Last week I realized that one of my best friends, my youngest sister, didn’t own a single hand made piece of clothing from me. I set out looking for the perfect crochet stitch and hat in hopes of finding a free patter. I began searching Pinterest for ideas and came across a beautiful color blocked hat, but there was no pattern attached. When this happens to me, it really bums me out. And of course, the cutest projects never have free patterns, am I right?
Last week I spent all of my little downtime creating a similar hat for Abbi. I chose shades of yellow because it is her absolute favorite color (I actually had to make her take off a very clash-y yellow rain jacket in order to get this picture!). Sadly, Jo-Ann’s didn’t have much in the yellow department, but I was lucky enough to snag these two shades from Red Heart.
Next time I go back to Jo-Ann’s (and my husband is not tagging along), I’m going to buy this beautiful color changing yellow yarn from Lion Brand that caught my eye. The only thing that stopped me last time was the fact that it was $10 and I know my husband would have majorly rolled his eyes at me. Don’t worry Abbi- the most beautiful yellow scarf is coming your way soon!
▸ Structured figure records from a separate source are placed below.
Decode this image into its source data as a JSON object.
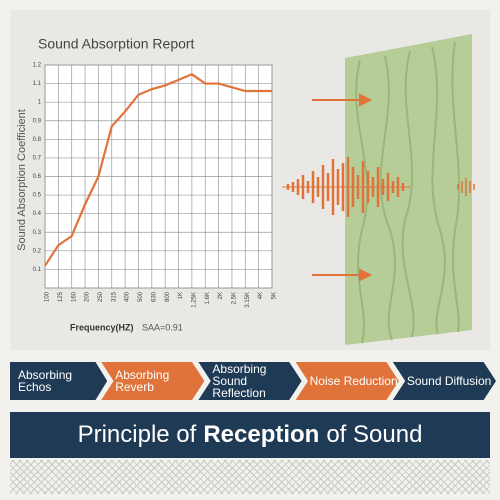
{
  "chart_data": {
    "type": "line",
    "title": "Sound Absorption Report",
    "y_label": "Sound Absorption Coefficient",
    "x_label": "Frequency(HZ)",
    "annotation": "SAA=0.91",
    "categories": [
      "100",
      "125",
      "160",
      "200",
      "250",
      "315",
      "400",
      "500",
      "630",
      "800",
      "1K",
      "1.25K",
      "1.6K",
      "2K",
      "2.5K",
      "3.15K",
      "4K",
      "5K"
    ],
    "series": [
      {
        "name": "Sound Absorption Coefficient",
        "color": "#e0733a",
        "values": [
          0.12,
          0.23,
          0.28,
          0.45,
          0.6,
          0.87,
          0.95,
          1.04,
          1.07,
          1.09,
          1.12,
          1.15,
          1.1,
          1.1,
          1.08,
          1.06,
          1.06,
          1.06
        ]
      }
    ],
    "ylim": [
      0,
      1.2
    ],
    "yticks": [
      0.1,
      0.2,
      0.3,
      0.4,
      0.5,
      0.6,
      0.7,
      0.8,
      0.9,
      1,
      1.1,
      1.2
    ],
    "grid": true
  },
  "steps": [
    "Absorbing Echos",
    "Absorbing Reverb",
    "Absorbing Sound Reflection",
    "Noise Reduction",
    "Sound Diffusion"
  ],
  "banner": {
    "before": "Principle of",
    "bold": "Reception",
    "after": "of Sound"
  }
}
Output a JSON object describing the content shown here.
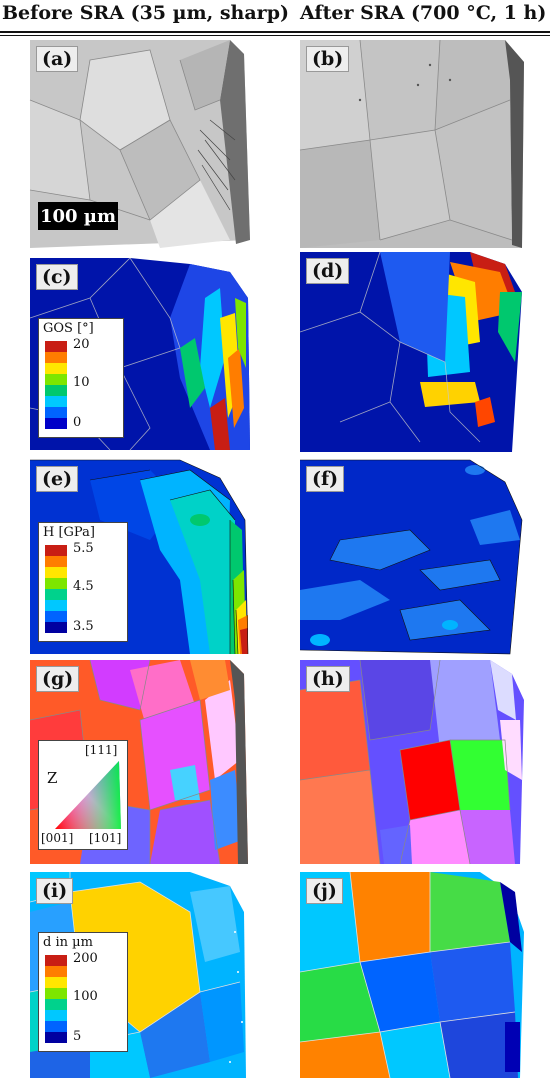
{
  "headers": {
    "left": "Before SRA (35 µm, sharp)",
    "right": "After SRA (700 °C, 1 h)"
  },
  "panels": {
    "a": "(a)",
    "b": "(b)",
    "c": "(c)",
    "d": "(d)",
    "e": "(e)",
    "f": "(f)",
    "g": "(g)",
    "h": "(h)",
    "i": "(i)",
    "j": "(j)"
  },
  "scalebar": "100 µm",
  "legend_gos": {
    "title": "GOS [°]",
    "ticks": [
      "20",
      "10",
      "0"
    ],
    "colors": [
      "#c81e14",
      "#ff7d00",
      "#ffe600",
      "#7de600",
      "#00c86e",
      "#00c8ff",
      "#0064ff",
      "#0000c8"
    ]
  },
  "legend_h": {
    "title": "H [GPa]",
    "ticks": [
      "5.5",
      "4.5",
      "3.5"
    ],
    "colors": [
      "#c81e14",
      "#ff7d00",
      "#ffe600",
      "#7de600",
      "#00d28c",
      "#00c8ff",
      "#0064ff",
      "#0000a0"
    ]
  },
  "legend_ipf": {
    "axis": "Z",
    "top": "[111]",
    "left": "[001]",
    "right": "[101]"
  },
  "legend_d": {
    "title": "d in µm",
    "ticks": [
      "200",
      "100",
      "5"
    ],
    "colors": [
      "#c81e14",
      "#ff7d00",
      "#ffe600",
      "#7de600",
      "#00d28c",
      "#00c8ff",
      "#0064ff",
      "#0000a0"
    ]
  }
}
For this hat, I used medium sized yarn, but you could do this hat with any size yarn. Just make sure to adjust your beginning chain.
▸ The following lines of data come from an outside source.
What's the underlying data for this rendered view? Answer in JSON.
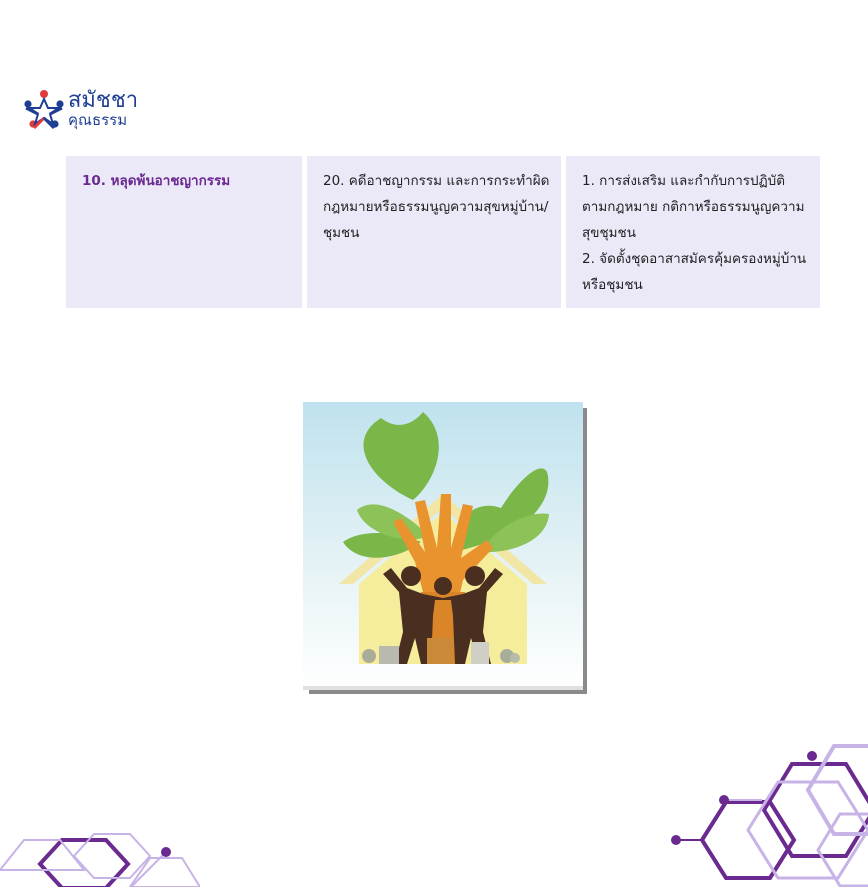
{
  "logo": {
    "line1": "สมัชชา",
    "line2": "คุณธรรม"
  },
  "table": {
    "col1": "10. หลุดพ้นอาชญากรรม",
    "col2": "20. คดีอาชญากรรม และการกระทำผิดกฎหมายหรือธรรมนูญความสุขหมู่บ้าน/ชุมชน",
    "col3": [
      "1. การส่งเสริม และกำกับการปฏิบัติตามกฎหมาย กติกาหรือธรรมนูญความสุขชุมชน",
      "2. จัดตั้งชุดอาสาสมัครคุ้มครองหมู่บ้านหรือชุมชน"
    ]
  },
  "colors": {
    "accent_purple": "#6a2a8f",
    "cell_bg": "#ebe8f8",
    "logo_blue": "#1f3f94",
    "logo_red": "#e23b3b",
    "leaf_green": "#7ab648",
    "hand_orange": "#e8932e",
    "family_brown": "#4a2e1f"
  }
}
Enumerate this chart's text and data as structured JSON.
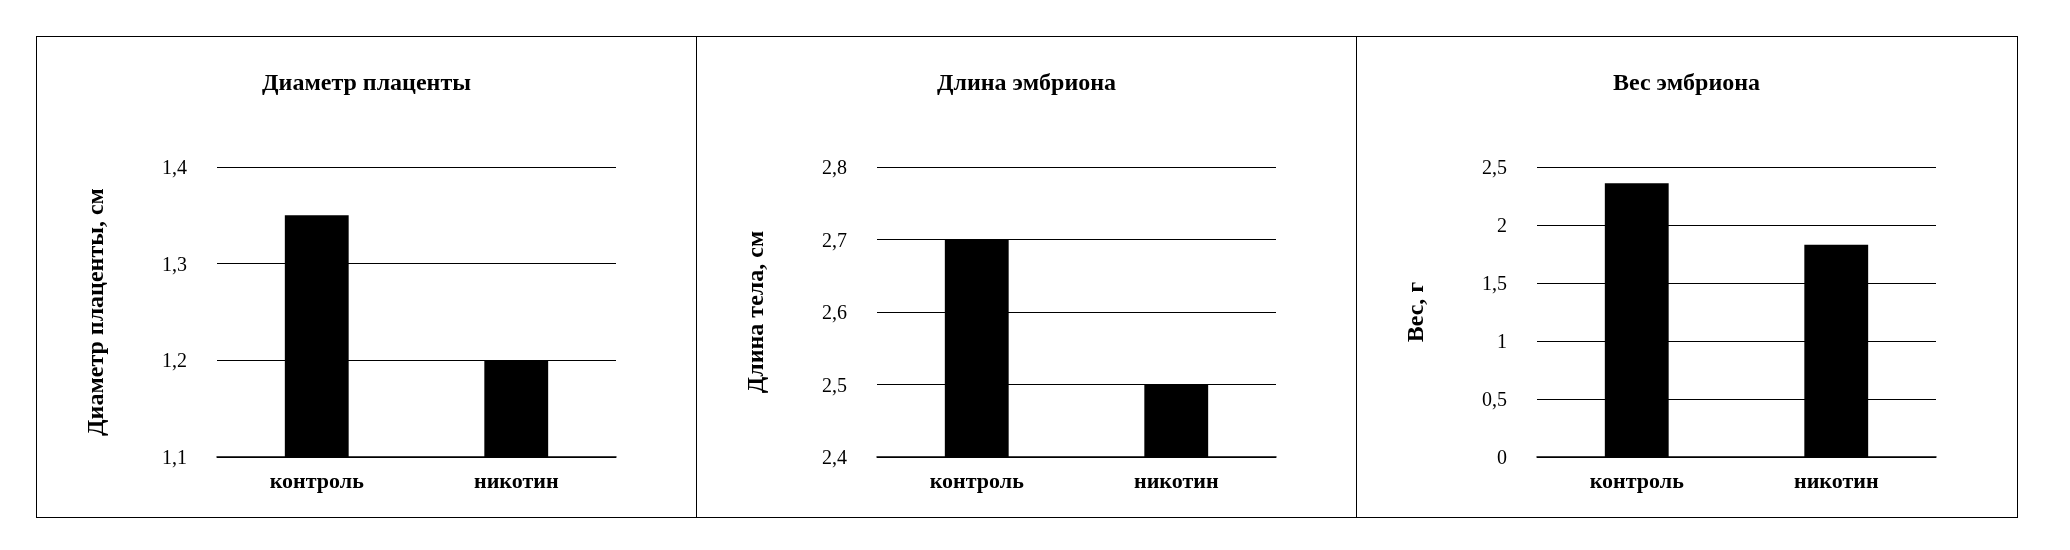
{
  "chart_data": [
    {
      "type": "bar",
      "title": "Диаметр плаценты",
      "ylabel": "Диаметр плаценты, см",
      "categories": [
        "контроль",
        "никотин"
      ],
      "values": [
        1.35,
        1.2
      ],
      "color": "#000000",
      "ylim": [
        1.1,
        1.4
      ],
      "yticks": [
        {
          "value": 1.1,
          "label": "1,1"
        },
        {
          "value": 1.2,
          "label": "1,2"
        },
        {
          "value": 1.3,
          "label": "1,3"
        },
        {
          "value": 1.4,
          "label": "1,4"
        }
      ],
      "grid": "y"
    },
    {
      "type": "bar",
      "title": "Длина эмбриона",
      "ylabel": "Длина тела, см",
      "categories": [
        "контроль",
        "никотин"
      ],
      "values": [
        2.7,
        2.5
      ],
      "color": "#000000",
      "ylim": [
        2.4,
        2.8
      ],
      "yticks": [
        {
          "value": 2.4,
          "label": "2,4"
        },
        {
          "value": 2.5,
          "label": "2,5"
        },
        {
          "value": 2.6,
          "label": "2,6"
        },
        {
          "value": 2.7,
          "label": "2,7"
        },
        {
          "value": 2.8,
          "label": "2,8"
        }
      ],
      "grid": "y"
    },
    {
      "type": "bar",
      "title": "Вес эмбриона",
      "ylabel": "Вес, г",
      "categories": [
        "контроль",
        "никотин"
      ],
      "values": [
        2.36,
        1.83
      ],
      "color": "#000000",
      "ylim": [
        0,
        2.5
      ],
      "yticks": [
        0,
        {
          "value": 0.5,
          "label": "0,5"
        },
        1,
        {
          "value": 1.5,
          "label": "1,5"
        },
        2,
        {
          "value": 2.5,
          "label": "2,5"
        }
      ],
      "grid": "y"
    }
  ]
}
- Red Heart yarn in Cornmeal and Cornsilk
- Size K/10mm hook
- Large-eye yarn sewing needle
- A Pom Pom of your choice!
The best thing about this hat is that it can be worn as a beanie or you can just fold the brim up for a less slouchy look! Its the best hat for any kind of hair day.
This hat is created using the waffle stitch. which means it cannot be worked in the round. To transfer this finicky stitch into a hat, I made essentially a large rectangle, and then sewed it up into a tube. Then I just sealed up the end and put a pom pom on top!
dc: double crochet
FPdc: front post double crochet
BPdc: back post double crochet
*tutorials for the front and back post stitch can be found here.
It’s very important to keep your stitches, and especially your chains, loose. I tend to crochet very tightly, so I have to consciously remember to make my stitches loose.
Row 1: Make a chain in multiples of three that fits around your head. Make 2 more chains; these 2 chains are your 1st dc.
Row 2: Dc in each stitch across, ch 2.
Row 3: Dc in the second stitch from your hook. FPdc in the 3rd stitch. *2dc, 1FPdc* all the way to the end. Chain 2.
Row 4: BPdc in the first stitch (this should be your front post stitch from the previous row), 2 FPdc. *1 BPdc, 2 FPdc* until you reach the end of the row. Chain 2.
Row 5 and On: Repeat rows 3 and 4 until you reach the end.
*If you are changing colors like I did, make sure you switch your color right before you make a row 3. This will ensure that your color transition is a straight line and not peeking out as a result of the back post stitches in row 4.
When you have achieved your desired length, cut your yarn ends and sew the two shorter sides together using the large-eyed sewing needle to make a tube. If you changed colors, try to match the colors up perfectly.
Once you have your hat tube, use your sewing needle to weave in and out of your dc stitches. Pull the yarn tight and secure it to create the bunched top of the hat. Weave in ends and trim excess yarn.
Lastly, you can add your favorite pom to your hat! The one I used came in a 15 pack on Amazon with 5 different colors. I love these because they are faux fur, which is so in style, AND they have little elastic loops tucked into their fur so you can easily secure them to your designs!
I hope that your hats turn out adorable! Please let me know how it goes! This is my first time writing a pattern, so please feel free to let me know if you catch a mistake.